In 2016, Kadish and collaborator Ben Burgess co-wrote "Whiskey Glasses" for up and coming country artist Morgan Wallen, which launched Wallen to superstardom. In 2019, it was the most played song on Country radio according to Billboard (magazine) after spending more than 20 weeks in the top 10. It is estimated that the song will receive a Diamond Certification (10,000,000 units in the US) by the end of 2023. This would be the second song Kadish has penned to reach this milestone.

More recently, Kadish co-wrote the certified platinum "Soul" for Country star Lee Brice, "Drinkin' It Wrong" for country singer Adam Doleac and has been developing singer/songwriter Sierra Carson with longtime collaborator David Baron.

Other songwriting credits include work with and for Michelle Branch (Warner Bros.), Taylor Hicks (Arista), Joe Jonas (Hollywood), Skillet (Lava/Atlantic), BC Jean (J Records), Tal Bachman (Sony), Bif Naked (Lava/Atlantic), Lucy Woodward (Atlantic), Evan Taubenfeld (Sire/Warner Bros.), Nikki Sixx (Mötley Crüe), Steve Perry, Kris Allen (Jive Records), Billy Currington (Mercury Nashville Records), Canaan Smith (Universal Nashville), Plain White T's, Colt Ford, Muni Long, Ben Burgess, Brian Kelley from the band FGL, etc.

==Singles==
- "Whiskey Glasses" – Morgan Wallen
- "All About That Bass" – Meghan Trainor
- "Lips Are Movin" – Meghan Trainor
- "Dear Future Husband" - Meghan Trainor
- "Stuck" – Stacie Orrico
- "(There's Gotta Be) More to Life" – Stacie Orrico
- "Wordplay" – Jason Mraz
- "Geek in the Pink" – Jason Mraz
- "Bring on the Love" – Coldwater Jane
- "Dumb Girls" – Lucy Woodward
- "Let Down" – Bif Naked
- "Open Wounds" – Skillet
- "Flawed Design" – Stabilo
- "Who We Are" – Hope Partlow
- "Pumpkin Pie" – Evan Taubenfeld
- "Cheater of the Year" – Evan Taubenfeld
- "The Real" – Nevertheless
- "Live Like We're Alive"- Nevertheless
- "Stand Up" – Fireflight
- "Try Try Try" – Michael Squire
- "Best Years of Our Lives" – Evan T. & Avril Lavigne
- "Take A Hint" – Victorious Cast (feat.

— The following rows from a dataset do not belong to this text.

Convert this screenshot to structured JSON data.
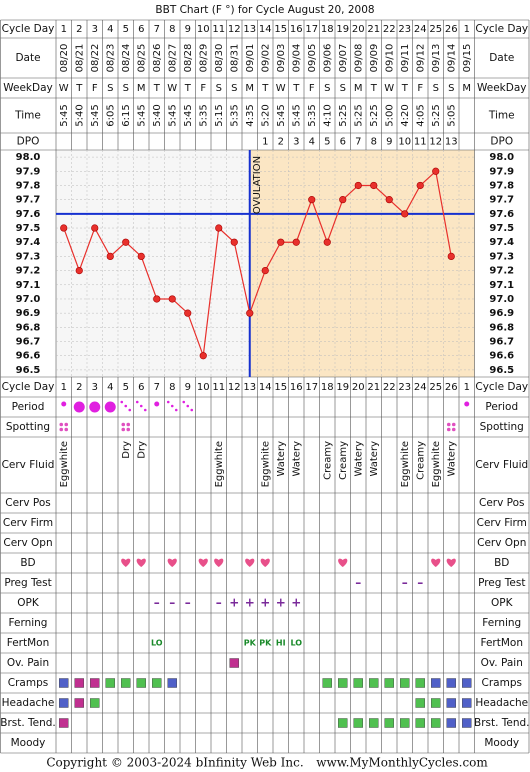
{
  "chart_data": {
    "type": "line",
    "title": "BBT Chart (F °) for Cycle August 20, 2008",
    "row_labels": {
      "cycle_day": "Cycle Day",
      "date": "Date",
      "weekday": "WeekDay",
      "time": "Time",
      "dpo": "DPO"
    },
    "categories": [
      1,
      2,
      3,
      4,
      5,
      6,
      7,
      8,
      9,
      10,
      11,
      12,
      13,
      14,
      15,
      16,
      17,
      18,
      19,
      20,
      21,
      22,
      23,
      24,
      25,
      26,
      1
    ],
    "dates": [
      "08/20",
      "08/21",
      "08/22",
      "08/23",
      "08/24",
      "08/25",
      "08/26",
      "08/27",
      "08/28",
      "08/29",
      "08/30",
      "08/31",
      "09/01",
      "09/02",
      "09/03",
      "09/04",
      "09/05",
      "09/06",
      "09/07",
      "09/08",
      "09/09",
      "09/10",
      "09/11",
      "09/12",
      "09/13",
      "09/14",
      "09/15"
    ],
    "weekdays": [
      "W",
      "T",
      "F",
      "S",
      "S",
      "M",
      "T",
      "W",
      "T",
      "F",
      "S",
      "S",
      "M",
      "T",
      "W",
      "T",
      "F",
      "S",
      "S",
      "M",
      "T",
      "W",
      "T",
      "F",
      "S",
      "S",
      "M"
    ],
    "times": [
      "5:45",
      "5:40",
      "5:45",
      "6:05",
      "6:15",
      "5:45",
      "5:40",
      "5:45",
      "5:45",
      "5:35",
      "5:15",
      "5:35",
      "4:35",
      "5:20",
      "5:45",
      "5:45",
      "5:35",
      "4:10",
      "5:25",
      "5:25",
      "5:25",
      "5:00",
      "4:20",
      "4:05",
      "5:25",
      "5:05",
      null
    ],
    "dpo": [
      null,
      null,
      null,
      null,
      null,
      null,
      null,
      null,
      null,
      null,
      null,
      null,
      null,
      1,
      2,
      3,
      4,
      5,
      6,
      7,
      8,
      9,
      10,
      11,
      12,
      13,
      null
    ],
    "values": [
      97.5,
      97.2,
      97.5,
      97.3,
      97.4,
      97.3,
      97.0,
      97.0,
      96.9,
      96.6,
      97.5,
      97.4,
      96.9,
      97.2,
      97.4,
      97.4,
      97.7,
      97.4,
      97.7,
      97.8,
      97.8,
      97.7,
      97.6,
      97.8,
      97.9,
      97.3,
      null
    ],
    "color": "#e8302c",
    "ylim": [
      96.45,
      98.05
    ],
    "yticks": [
      {
        "value": 98,
        "label": "98.0"
      },
      97.9,
      97.8,
      97.7,
      97.6,
      97.5,
      97.4,
      97.3,
      97.2,
      97.1,
      {
        "value": 97,
        "label": "97.0"
      },
      96.9,
      96.8,
      96.7,
      96.6,
      96.5
    ],
    "grid": true,
    "coverline": 97.6,
    "coverline_color": "#1530d0",
    "ovulation_day": 13,
    "ovulation_label": "OVULATION",
    "post_ovulation_color": "#fbe6c4"
  },
  "observations": [
    {
      "label": "Period",
      "kind": "period",
      "values": [
        "light",
        "heavy",
        "heavy",
        "heavy",
        "spotting",
        "spotting",
        "light",
        "spotting",
        "spotting",
        null,
        null,
        null,
        null,
        null,
        null,
        null,
        null,
        null,
        null,
        null,
        null,
        null,
        null,
        null,
        null,
        null,
        "light"
      ]
    },
    {
      "label": "Spotting",
      "kind": "spots",
      "values": [
        true,
        null,
        null,
        null,
        true,
        null,
        null,
        null,
        null,
        null,
        null,
        null,
        null,
        null,
        null,
        null,
        null,
        null,
        null,
        null,
        null,
        null,
        null,
        null,
        null,
        true,
        null
      ]
    },
    {
      "label": "Cerv Fluid",
      "kind": "vtext",
      "values": [
        "Eggwhite",
        null,
        null,
        null,
        "Dry",
        "Dry",
        null,
        null,
        null,
        null,
        "Eggwhite",
        null,
        null,
        "Eggwhite",
        "Watery",
        "Watery",
        null,
        "Creamy",
        "Creamy",
        "Watery",
        "Watery",
        null,
        "Eggwhite",
        "Creamy",
        "Eggwhite",
        "Watery",
        null
      ]
    },
    {
      "label": "Cerv Pos",
      "kind": "text",
      "values": [
        null,
        null,
        null,
        null,
        null,
        null,
        null,
        null,
        null,
        null,
        null,
        null,
        null,
        null,
        null,
        null,
        null,
        null,
        null,
        null,
        null,
        null,
        null,
        null,
        null,
        null,
        null
      ]
    },
    {
      "label": "Cerv Firm",
      "kind": "text",
      "values": [
        null,
        null,
        null,
        null,
        null,
        null,
        null,
        null,
        null,
        null,
        null,
        null,
        null,
        null,
        null,
        null,
        null,
        null,
        null,
        null,
        null,
        null,
        null,
        null,
        null,
        null,
        null
      ]
    },
    {
      "label": "Cerv Opn",
      "kind": "text",
      "values": [
        null,
        null,
        null,
        null,
        null,
        null,
        null,
        null,
        null,
        null,
        null,
        null,
        null,
        null,
        null,
        null,
        null,
        null,
        null,
        null,
        null,
        null,
        null,
        null,
        null,
        null,
        null
      ]
    },
    {
      "label": "BD",
      "kind": "heart",
      "color": "#e8508a",
      "values": [
        null,
        null,
        null,
        null,
        true,
        true,
        null,
        true,
        null,
        true,
        true,
        null,
        true,
        true,
        null,
        null,
        null,
        null,
        true,
        null,
        null,
        null,
        null,
        null,
        true,
        true,
        null
      ]
    },
    {
      "label": "Preg Test",
      "kind": "text",
      "color": "#7a2a9a",
      "values": [
        null,
        null,
        null,
        null,
        null,
        null,
        null,
        null,
        null,
        null,
        null,
        null,
        null,
        null,
        null,
        null,
        null,
        null,
        null,
        "–",
        null,
        null,
        "–",
        "–",
        null,
        null,
        null
      ]
    },
    {
      "label": "OPK",
      "kind": "text",
      "color": "#7a2a9a",
      "values": [
        null,
        null,
        null,
        null,
        null,
        null,
        "–",
        "–",
        "–",
        null,
        "–",
        "+",
        "+",
        "+",
        "+",
        "+",
        null,
        null,
        null,
        null,
        null,
        null,
        null,
        null,
        null,
        null,
        null
      ]
    },
    {
      "label": "Ferning",
      "kind": "text",
      "values": [
        null,
        null,
        null,
        null,
        null,
        null,
        null,
        null,
        null,
        null,
        null,
        null,
        null,
        null,
        null,
        null,
        null,
        null,
        null,
        null,
        null,
        null,
        null,
        null,
        null,
        null,
        null
      ]
    },
    {
      "label": "FertMon",
      "kind": "text",
      "color": "#1a8a2a",
      "values": [
        null,
        null,
        null,
        null,
        null,
        null,
        "LO",
        null,
        null,
        null,
        null,
        null,
        "PK",
        "PK",
        "HI",
        "LO",
        null,
        null,
        null,
        null,
        null,
        null,
        null,
        null,
        null,
        null,
        null
      ]
    },
    {
      "label": "Ov. Pain",
      "kind": "square",
      "values": [
        null,
        null,
        null,
        null,
        null,
        null,
        null,
        null,
        null,
        null,
        null,
        "#c03090",
        null,
        null,
        null,
        null,
        null,
        null,
        null,
        null,
        null,
        null,
        null,
        null,
        null,
        null,
        null
      ]
    },
    {
      "label": "Cramps",
      "kind": "square",
      "values": [
        "#5060c8",
        "#c03090",
        "#c03090",
        "#50c050",
        "#50c050",
        "#50c050",
        "#50c050",
        "#5060c8",
        null,
        null,
        null,
        null,
        null,
        null,
        null,
        null,
        null,
        "#50c050",
        "#50c050",
        "#50c050",
        "#50c050",
        "#50c050",
        "#50c050",
        "#50c050",
        "#5060c8",
        "#5060c8",
        "#5060c8"
      ]
    },
    {
      "label": "Headache",
      "kind": "square",
      "values": [
        "#5060c8",
        "#c03090",
        "#50c050",
        null,
        null,
        null,
        null,
        null,
        null,
        null,
        null,
        null,
        null,
        null,
        null,
        null,
        null,
        null,
        null,
        null,
        null,
        null,
        null,
        "#50c050",
        "#50c050",
        "#5060c8",
        "#5060c8"
      ]
    },
    {
      "label": "Brst. Tend.",
      "kind": "square",
      "values": [
        "#c03090",
        null,
        null,
        null,
        null,
        null,
        null,
        null,
        null,
        null,
        null,
        null,
        null,
        null,
        null,
        null,
        null,
        null,
        "#50c050",
        "#50c050",
        "#50c050",
        "#50c050",
        "#50c050",
        "#50c050",
        "#50c050",
        "#5060c8",
        "#5060c8"
      ]
    },
    {
      "label": "Moody",
      "kind": "text",
      "values": [
        null,
        null,
        null,
        null,
        null,
        null,
        null,
        null,
        null,
        null,
        null,
        null,
        null,
        null,
        null,
        null,
        null,
        null,
        null,
        null,
        null,
        null,
        null,
        null,
        null,
        null,
        null
      ]
    }
  ],
  "footer": {
    "copyright": "Copyright © 2003-2024 bInfinity Web Inc.",
    "site": "www.MyMonthlyCycles.com"
  }
}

Victoria Justice & Elizabeth Gillies) – (Nickelodeon/Sony) – writer
- "Spite" – Charm City Devils – (ILG/Warner Bros.) – writer
- "Start It Up" – Charm City Devils – (ILG/Warner Bros.) – writer
- "Where's the Party" by Jenilee Reyes (From "Shake It Up: Live 2 Dance") – (Disney) – writer and producer

==Notable collaborations==
Kadish has collaborated with the following artists/songwriters:
- Meghan Trainor
- Jason Mraz
- Kris Allen
- Kara DioGuardi
- Lindy Robbins
- Ben Burgess
- Mitch Allan
- Bleu
- Angie Aparo

==Past projects==
Kadish co-wrote and produced "Rich Kids" for the band New Medicine's debut album Race You to the Bottom, released September 28, 2010, on PhotoFinish/Atlantic.

He contributed acoustic guitars and backing vocals, and co-wrote the Miley Cyrus song "Two More Lonely People" for her album Can't Be Tamed.

He also co-wrote "Narcissistic Boiz" on the 2011 J Records release from artist BC Jean.

Kadish's wife, Brandon Jane, is one-half of the duo Coldwater Jane. Kadish co-wrote and produced songs on their album Marionette.

Kevin co-wrote and produced the song "Try Try Try" for Universal Germany artist Michael Squire. Kadish co-wrote this song with Jason Mraz for the album We Sing. We Dance. We Steal Things., but it was not used on Mraz's album. "Try Try Try" was the first single from Squire's upcoming debut album Your Love Grows in the Sunshine. Kadish also produced the follow-up single for Squire, "Gimme Feeling".

He co-wrote and produced "End of the World" for A Great Big World's second album When the Morning Comes, released November 13, 2015.